CEO Chalmers said the company hopes to be in a position by the end of March to ask for a type A meeting with the FDA, which will review all of the findings and recommend the next steps.
Jefferies analyst Biren Amin said in a research report that the clinical hold "bodes well for Trevena's postoperative pain program, even if CLIN3001 is only delayed," since the latest action could mean a stall of two to six months as well as possibly holding off a second phase III trial with CR845. King of Prussia, Pa.-based Trevena's pain therapy, self-administered by way of a patient-controlled analgesia device, is a biased mu opioid receptor ligand/opioid receptor modulator. Trevena "remains on track and expects that it will have its end-of-phase II meeting with the FDA later this quarter," he said. "The phase III pivotal trials will enroll 300-600 patients, and Trevena will likely propose bunionectomy and abdominoplasty surgery models to the FDA for their hard- and soft-tissue models, respectively." CR845 also has been tested in bunionectomy patients. Shares of Trevena (NASDAQ:TRVN) closed Friday at $9.18, up 16 cents. (See BioWorld Today, Sept. 2, 2015.)
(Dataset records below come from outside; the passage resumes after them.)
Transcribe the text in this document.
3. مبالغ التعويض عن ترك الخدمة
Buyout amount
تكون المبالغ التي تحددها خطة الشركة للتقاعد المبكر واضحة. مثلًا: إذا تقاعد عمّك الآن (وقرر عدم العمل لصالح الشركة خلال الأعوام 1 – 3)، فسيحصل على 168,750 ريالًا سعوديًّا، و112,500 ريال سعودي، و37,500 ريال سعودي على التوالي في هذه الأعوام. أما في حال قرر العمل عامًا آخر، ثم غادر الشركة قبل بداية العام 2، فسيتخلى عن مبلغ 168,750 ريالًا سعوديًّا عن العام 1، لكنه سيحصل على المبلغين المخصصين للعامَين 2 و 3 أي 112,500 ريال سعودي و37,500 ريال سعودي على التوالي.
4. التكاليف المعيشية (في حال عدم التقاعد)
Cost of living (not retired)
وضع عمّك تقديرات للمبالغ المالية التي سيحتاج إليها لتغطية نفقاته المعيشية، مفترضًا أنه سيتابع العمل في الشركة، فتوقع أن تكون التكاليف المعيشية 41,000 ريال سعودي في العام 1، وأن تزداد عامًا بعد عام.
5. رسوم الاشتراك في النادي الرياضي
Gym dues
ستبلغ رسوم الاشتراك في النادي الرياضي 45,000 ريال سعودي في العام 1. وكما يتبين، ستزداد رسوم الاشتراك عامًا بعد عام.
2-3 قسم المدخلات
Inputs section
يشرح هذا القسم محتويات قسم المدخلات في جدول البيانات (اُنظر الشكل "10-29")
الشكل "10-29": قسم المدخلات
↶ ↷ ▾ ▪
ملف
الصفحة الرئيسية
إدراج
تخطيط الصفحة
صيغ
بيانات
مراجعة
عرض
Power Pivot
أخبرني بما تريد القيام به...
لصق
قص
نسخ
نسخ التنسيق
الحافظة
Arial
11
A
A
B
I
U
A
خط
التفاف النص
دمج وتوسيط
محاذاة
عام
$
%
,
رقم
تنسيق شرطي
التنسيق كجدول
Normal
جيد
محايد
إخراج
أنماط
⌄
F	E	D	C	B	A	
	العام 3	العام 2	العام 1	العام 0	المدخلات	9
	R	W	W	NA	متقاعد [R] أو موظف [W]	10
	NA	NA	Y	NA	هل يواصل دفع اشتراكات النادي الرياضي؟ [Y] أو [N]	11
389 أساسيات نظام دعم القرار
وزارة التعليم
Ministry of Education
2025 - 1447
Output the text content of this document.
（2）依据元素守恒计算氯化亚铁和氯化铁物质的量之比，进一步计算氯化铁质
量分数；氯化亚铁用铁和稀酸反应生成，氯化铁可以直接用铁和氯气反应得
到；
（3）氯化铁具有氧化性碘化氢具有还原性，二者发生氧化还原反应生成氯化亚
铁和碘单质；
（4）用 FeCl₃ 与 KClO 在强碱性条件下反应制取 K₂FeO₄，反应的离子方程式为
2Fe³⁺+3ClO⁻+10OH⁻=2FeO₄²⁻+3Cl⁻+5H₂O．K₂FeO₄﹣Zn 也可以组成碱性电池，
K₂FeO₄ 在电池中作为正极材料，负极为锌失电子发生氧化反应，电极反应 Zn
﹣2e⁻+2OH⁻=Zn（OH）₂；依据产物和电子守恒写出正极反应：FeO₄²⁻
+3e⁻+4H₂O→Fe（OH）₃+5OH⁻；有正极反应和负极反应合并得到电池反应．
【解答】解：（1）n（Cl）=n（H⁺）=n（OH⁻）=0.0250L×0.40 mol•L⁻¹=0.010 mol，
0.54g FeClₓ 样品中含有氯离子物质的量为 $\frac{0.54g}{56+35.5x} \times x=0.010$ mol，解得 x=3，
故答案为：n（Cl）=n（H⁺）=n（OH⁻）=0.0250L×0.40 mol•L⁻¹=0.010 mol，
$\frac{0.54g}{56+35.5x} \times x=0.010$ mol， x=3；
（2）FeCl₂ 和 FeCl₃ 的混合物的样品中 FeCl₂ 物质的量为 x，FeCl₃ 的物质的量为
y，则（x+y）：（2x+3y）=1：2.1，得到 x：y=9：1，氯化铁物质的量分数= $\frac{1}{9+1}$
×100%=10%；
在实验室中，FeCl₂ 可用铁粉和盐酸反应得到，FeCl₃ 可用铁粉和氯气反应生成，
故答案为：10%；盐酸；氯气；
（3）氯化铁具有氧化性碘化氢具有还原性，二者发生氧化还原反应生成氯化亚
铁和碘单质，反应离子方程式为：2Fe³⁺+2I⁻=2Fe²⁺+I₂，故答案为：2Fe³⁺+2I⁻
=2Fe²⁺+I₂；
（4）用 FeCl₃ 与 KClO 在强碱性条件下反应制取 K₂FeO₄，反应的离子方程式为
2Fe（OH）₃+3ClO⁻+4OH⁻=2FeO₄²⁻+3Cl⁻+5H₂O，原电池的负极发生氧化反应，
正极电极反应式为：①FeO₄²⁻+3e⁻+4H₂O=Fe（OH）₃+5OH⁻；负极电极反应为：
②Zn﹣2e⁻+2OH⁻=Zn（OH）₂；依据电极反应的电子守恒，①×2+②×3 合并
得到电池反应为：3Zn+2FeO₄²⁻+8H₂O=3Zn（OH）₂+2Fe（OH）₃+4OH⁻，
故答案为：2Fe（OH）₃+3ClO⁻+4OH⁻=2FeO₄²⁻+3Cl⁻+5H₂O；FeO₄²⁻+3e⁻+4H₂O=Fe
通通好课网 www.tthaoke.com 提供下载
Piper Jaffray analyst Charles Duncan said the Cara sell-off amounted to an overreaction for three reasons. "First, the hold is based on pre-specified pharmacovigilance on hypernatremia in just the high-dose arm, with no clinical sequelae," he wrote in a research report. "Second, with no other safety issues observed in CLIN3001, CR845 continues to exhibit a superior side effect profile to mu-opioids at all dose levels. Third, management expects the analyses will delay CLIN3001 only about three months, and we don't see the hold as impairing the use of CLIN3001 data. In advance of FDA review and recommencement of CLIN3001, with an interim [data report] now around the second half of 2016, we view this as a temporary setback."